Malta: Ancient Sites, Mediterranean Culture


Reed Travel Features contributing editor Carla Hunt visited Malta. Her report follows:

VALLETTA, Malta -- My initial thought on leaving Malta after my first visit was: How could someone who loves the Mediterranean have skipped Malta all these years?

The islands of Malta and Gozo, plus three other isles in the archipelago that make up the nation of Malta, add up to 123 square miles of stony, treeless terrain.

To this rather biblical-looking landscape, add cobalt-blue harbors filled with multicolored fishing boats; hills ablaze with crimson poppy fields and patches of pink and white oleanders, and manorial homes, distinguished churches and public buildings built of local honey-yellow limestone.

Not to be omitted from the canvas is a calendar full of festivals that fall usually in the summer months and celebrate saints' days with churches full of flowers, streets crammed with floats and costumed paraders and night skies illuminated by bonfires and fireworks.

Americans visiting here will have no language problems; The Maltese speak English well, as would be expected after more than a century of British rule that ended in 1964.

There are some 375,000 Maltese inhabitants.

They communicate in Malti, a lyrical-sounding language close to Arabic, although liberally laced with Italian.

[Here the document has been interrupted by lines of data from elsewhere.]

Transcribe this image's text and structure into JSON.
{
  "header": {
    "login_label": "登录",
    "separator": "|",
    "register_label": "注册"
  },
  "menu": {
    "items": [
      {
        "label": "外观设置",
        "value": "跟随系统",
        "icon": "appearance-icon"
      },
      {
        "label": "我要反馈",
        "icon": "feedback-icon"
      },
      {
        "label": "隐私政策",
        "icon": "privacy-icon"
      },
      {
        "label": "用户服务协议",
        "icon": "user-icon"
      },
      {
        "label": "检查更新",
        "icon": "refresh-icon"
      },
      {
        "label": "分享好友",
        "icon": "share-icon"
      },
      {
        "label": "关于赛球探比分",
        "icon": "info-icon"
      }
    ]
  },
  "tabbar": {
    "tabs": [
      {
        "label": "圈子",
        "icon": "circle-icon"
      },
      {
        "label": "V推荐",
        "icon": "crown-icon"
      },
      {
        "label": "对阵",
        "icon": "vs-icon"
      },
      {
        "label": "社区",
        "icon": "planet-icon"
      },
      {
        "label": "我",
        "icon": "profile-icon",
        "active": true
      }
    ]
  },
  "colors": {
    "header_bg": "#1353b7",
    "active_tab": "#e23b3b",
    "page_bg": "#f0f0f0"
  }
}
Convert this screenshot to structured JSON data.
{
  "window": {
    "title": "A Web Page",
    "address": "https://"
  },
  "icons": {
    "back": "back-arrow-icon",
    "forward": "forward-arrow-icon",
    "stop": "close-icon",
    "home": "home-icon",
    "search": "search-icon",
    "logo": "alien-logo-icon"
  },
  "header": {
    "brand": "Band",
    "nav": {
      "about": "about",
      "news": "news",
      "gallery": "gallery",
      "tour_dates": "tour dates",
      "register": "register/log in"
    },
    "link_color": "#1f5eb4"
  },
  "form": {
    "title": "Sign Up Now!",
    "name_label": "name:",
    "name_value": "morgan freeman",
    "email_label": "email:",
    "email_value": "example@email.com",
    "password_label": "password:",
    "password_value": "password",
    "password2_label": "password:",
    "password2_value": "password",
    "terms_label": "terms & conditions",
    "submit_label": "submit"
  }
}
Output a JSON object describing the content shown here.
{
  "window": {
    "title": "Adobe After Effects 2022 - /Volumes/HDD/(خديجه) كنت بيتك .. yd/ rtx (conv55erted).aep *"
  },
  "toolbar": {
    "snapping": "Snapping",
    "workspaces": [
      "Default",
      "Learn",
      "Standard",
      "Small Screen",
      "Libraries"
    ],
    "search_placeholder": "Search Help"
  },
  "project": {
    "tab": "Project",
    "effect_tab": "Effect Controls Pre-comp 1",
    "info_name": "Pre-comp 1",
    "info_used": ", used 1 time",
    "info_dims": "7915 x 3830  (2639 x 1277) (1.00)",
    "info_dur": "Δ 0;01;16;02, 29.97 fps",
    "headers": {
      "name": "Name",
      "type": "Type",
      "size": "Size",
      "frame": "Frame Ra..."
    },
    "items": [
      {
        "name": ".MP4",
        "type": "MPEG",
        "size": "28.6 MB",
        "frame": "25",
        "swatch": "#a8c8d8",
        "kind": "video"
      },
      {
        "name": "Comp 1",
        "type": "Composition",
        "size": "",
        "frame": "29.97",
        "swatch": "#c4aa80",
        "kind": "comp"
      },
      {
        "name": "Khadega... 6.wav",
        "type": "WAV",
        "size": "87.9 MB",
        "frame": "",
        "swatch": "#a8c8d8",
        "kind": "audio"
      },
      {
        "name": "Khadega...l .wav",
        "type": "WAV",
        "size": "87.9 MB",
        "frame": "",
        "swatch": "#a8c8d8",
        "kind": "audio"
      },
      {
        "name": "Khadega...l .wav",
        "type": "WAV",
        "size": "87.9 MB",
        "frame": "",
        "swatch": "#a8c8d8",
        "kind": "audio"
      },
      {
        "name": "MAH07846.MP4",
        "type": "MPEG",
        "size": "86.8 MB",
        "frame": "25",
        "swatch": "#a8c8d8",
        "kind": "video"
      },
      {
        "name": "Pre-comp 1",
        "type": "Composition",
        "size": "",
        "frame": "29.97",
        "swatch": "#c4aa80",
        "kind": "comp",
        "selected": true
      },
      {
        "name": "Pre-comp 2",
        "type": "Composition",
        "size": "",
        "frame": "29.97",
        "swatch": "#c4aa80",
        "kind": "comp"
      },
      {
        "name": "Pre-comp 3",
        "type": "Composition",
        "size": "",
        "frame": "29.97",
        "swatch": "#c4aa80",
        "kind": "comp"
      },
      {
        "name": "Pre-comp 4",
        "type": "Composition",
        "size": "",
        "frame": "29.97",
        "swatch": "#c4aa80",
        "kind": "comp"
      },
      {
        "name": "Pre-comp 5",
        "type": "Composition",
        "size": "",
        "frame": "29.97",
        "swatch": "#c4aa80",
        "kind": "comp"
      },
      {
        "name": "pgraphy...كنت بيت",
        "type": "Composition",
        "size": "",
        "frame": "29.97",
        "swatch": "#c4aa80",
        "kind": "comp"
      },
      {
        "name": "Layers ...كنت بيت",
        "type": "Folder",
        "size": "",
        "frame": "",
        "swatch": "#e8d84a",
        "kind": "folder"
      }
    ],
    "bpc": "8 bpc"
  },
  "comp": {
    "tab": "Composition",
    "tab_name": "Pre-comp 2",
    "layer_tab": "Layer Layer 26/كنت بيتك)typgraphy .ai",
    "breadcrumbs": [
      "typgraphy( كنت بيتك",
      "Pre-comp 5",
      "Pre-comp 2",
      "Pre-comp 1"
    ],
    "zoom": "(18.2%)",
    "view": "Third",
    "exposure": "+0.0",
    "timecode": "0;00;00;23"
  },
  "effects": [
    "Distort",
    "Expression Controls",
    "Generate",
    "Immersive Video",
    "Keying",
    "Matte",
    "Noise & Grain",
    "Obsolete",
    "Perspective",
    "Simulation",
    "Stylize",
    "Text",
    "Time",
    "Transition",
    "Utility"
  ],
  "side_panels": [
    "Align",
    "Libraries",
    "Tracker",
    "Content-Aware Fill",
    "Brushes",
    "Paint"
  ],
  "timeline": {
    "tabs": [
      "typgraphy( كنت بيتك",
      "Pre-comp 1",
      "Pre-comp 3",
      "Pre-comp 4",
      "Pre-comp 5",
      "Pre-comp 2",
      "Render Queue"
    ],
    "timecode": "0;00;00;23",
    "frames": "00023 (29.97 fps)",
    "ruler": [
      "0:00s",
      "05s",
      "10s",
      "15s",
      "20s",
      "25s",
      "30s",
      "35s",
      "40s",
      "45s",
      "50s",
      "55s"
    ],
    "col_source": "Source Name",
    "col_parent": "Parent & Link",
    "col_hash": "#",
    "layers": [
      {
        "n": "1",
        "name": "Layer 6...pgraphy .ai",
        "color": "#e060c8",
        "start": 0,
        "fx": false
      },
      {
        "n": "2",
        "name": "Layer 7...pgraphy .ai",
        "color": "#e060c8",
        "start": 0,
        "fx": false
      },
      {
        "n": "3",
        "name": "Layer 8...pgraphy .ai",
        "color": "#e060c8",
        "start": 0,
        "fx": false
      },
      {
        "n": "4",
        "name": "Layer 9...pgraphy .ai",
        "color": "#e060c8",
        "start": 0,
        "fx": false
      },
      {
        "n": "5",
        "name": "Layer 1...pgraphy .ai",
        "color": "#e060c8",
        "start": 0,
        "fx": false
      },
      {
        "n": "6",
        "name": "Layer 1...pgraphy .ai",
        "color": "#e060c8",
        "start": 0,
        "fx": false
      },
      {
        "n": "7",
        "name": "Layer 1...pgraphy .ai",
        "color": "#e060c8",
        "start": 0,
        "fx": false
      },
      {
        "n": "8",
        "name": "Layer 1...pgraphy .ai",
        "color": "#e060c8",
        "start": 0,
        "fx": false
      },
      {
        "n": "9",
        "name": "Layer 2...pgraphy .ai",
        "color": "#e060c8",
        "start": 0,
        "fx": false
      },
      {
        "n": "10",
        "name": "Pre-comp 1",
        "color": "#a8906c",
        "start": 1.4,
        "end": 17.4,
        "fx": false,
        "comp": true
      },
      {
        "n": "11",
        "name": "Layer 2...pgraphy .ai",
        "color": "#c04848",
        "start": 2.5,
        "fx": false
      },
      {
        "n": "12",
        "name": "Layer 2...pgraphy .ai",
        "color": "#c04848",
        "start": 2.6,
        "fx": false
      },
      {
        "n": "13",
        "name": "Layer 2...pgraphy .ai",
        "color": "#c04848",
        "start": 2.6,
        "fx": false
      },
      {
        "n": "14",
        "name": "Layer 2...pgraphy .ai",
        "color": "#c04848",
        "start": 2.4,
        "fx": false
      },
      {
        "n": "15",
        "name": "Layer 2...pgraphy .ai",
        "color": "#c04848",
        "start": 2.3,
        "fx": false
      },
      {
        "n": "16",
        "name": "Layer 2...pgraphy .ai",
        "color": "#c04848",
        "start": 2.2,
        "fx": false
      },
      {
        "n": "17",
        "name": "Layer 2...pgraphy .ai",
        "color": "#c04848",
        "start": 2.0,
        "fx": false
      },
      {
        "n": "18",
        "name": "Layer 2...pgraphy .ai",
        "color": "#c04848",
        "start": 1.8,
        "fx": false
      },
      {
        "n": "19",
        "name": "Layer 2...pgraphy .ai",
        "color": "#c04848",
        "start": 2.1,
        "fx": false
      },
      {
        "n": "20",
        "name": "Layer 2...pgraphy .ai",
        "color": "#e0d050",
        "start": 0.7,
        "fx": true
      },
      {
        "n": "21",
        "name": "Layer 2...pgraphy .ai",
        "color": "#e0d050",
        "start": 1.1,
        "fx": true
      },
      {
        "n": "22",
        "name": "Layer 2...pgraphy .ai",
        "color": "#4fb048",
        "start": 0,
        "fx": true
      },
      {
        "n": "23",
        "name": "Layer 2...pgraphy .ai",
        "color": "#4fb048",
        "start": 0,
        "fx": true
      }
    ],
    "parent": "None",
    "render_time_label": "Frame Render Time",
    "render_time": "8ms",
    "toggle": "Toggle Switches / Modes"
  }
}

Above all, Malta is a surprising and rewarding treasure chest of art, architecture and archaeological sites, tailor made for the cultural traveler.

The islands were settled about 7,000 years ago, and there are few places in the world where visitors will find so much prehistory on view: more than two dozen sites, including such megalithic temples as Gantija and Hagar Qim, and the newly restored Hal Saflieni Hypogeum burial complex -- all Unesco World Heritage Sites.

Jump to the 16th century, when the wealthy crusading Knights of the Order of St. John ruled Malta and built its capital city, Valletta, a fanciful, baroque place, not unlike an Italian stage set.

The Knights left a cultural heritage that is still a dominant factor in Maltese society, accompanied by some of the most distinguished civic and religious architecture in the Mediterranean.

The original 16th century hospital of the Order of St. John, for instance, has been restored and converted into the Mediterranean Congress Center, a good place to begin understanding the island nation through the Malta Experience, a 40-minute audiovisual show that covers 5,000 years of history.

This masterful presentation may surprise American viewers, who learn or are reminded of Malta's major role in World War II, resisting fierce German attacks so long and so valiantly that Winston Churchill declared that its brave stand shortened the war by a year.

A plaque of gratitude from President Franklin Roosevelt stands in the main square of Valletta, where visitors will find that the seat of Parliament occupies the 426-year old Palace of the Grand Masters, once the knights' headquarters.

Inside the marble halls is the Armoury displaying the Knights' weapons and battle gear, Gobelin tapestries and the Matteo Perez d'Aleccio friezes depicting the Knights' victory over Sultan Suleiman the Magnificent during the Crusades against Islam.

Another must-see attraction is the Manoel Theatre, a Baroque jewel of a building, still in use and restored to the way it was when the Knights crammed its seats and gilded boxes.

Valletta's artistic piece de resistance is the elegant Co-St. John's Cathedral, a title it shares with the co-cathedral of St. Paul in Madina.

Here, every inch of the floor is covered with inlaid, multicolored marble tombstones of the Knights; every inch of wall, column and ceiling is either finely carved or highlighted with paintings by Caravaggio and Mattia Preti or Flemish tapestries.

And certainly no perspective of Valletta beats the view of the capital's massive fortifications rising in imposing grandeur from the sea.

Cruise lines are increasingly adding Malta to their Mediterranean itineraries, with cruise ship arrivals up 20% in 1997, according to Michael Piscopo, director of the Malta National Tourist Office in New York. "Word must be getting out about Malta's vacation appeal," Piscopo said, "for last year even our U.S. long-stay visitors went up 25%, and this January and February, we enjoyed a 65% increase over 1997. With a total of 20,984 visitors from the U.S. last year, we are still operating below potential, but Malta is on the move."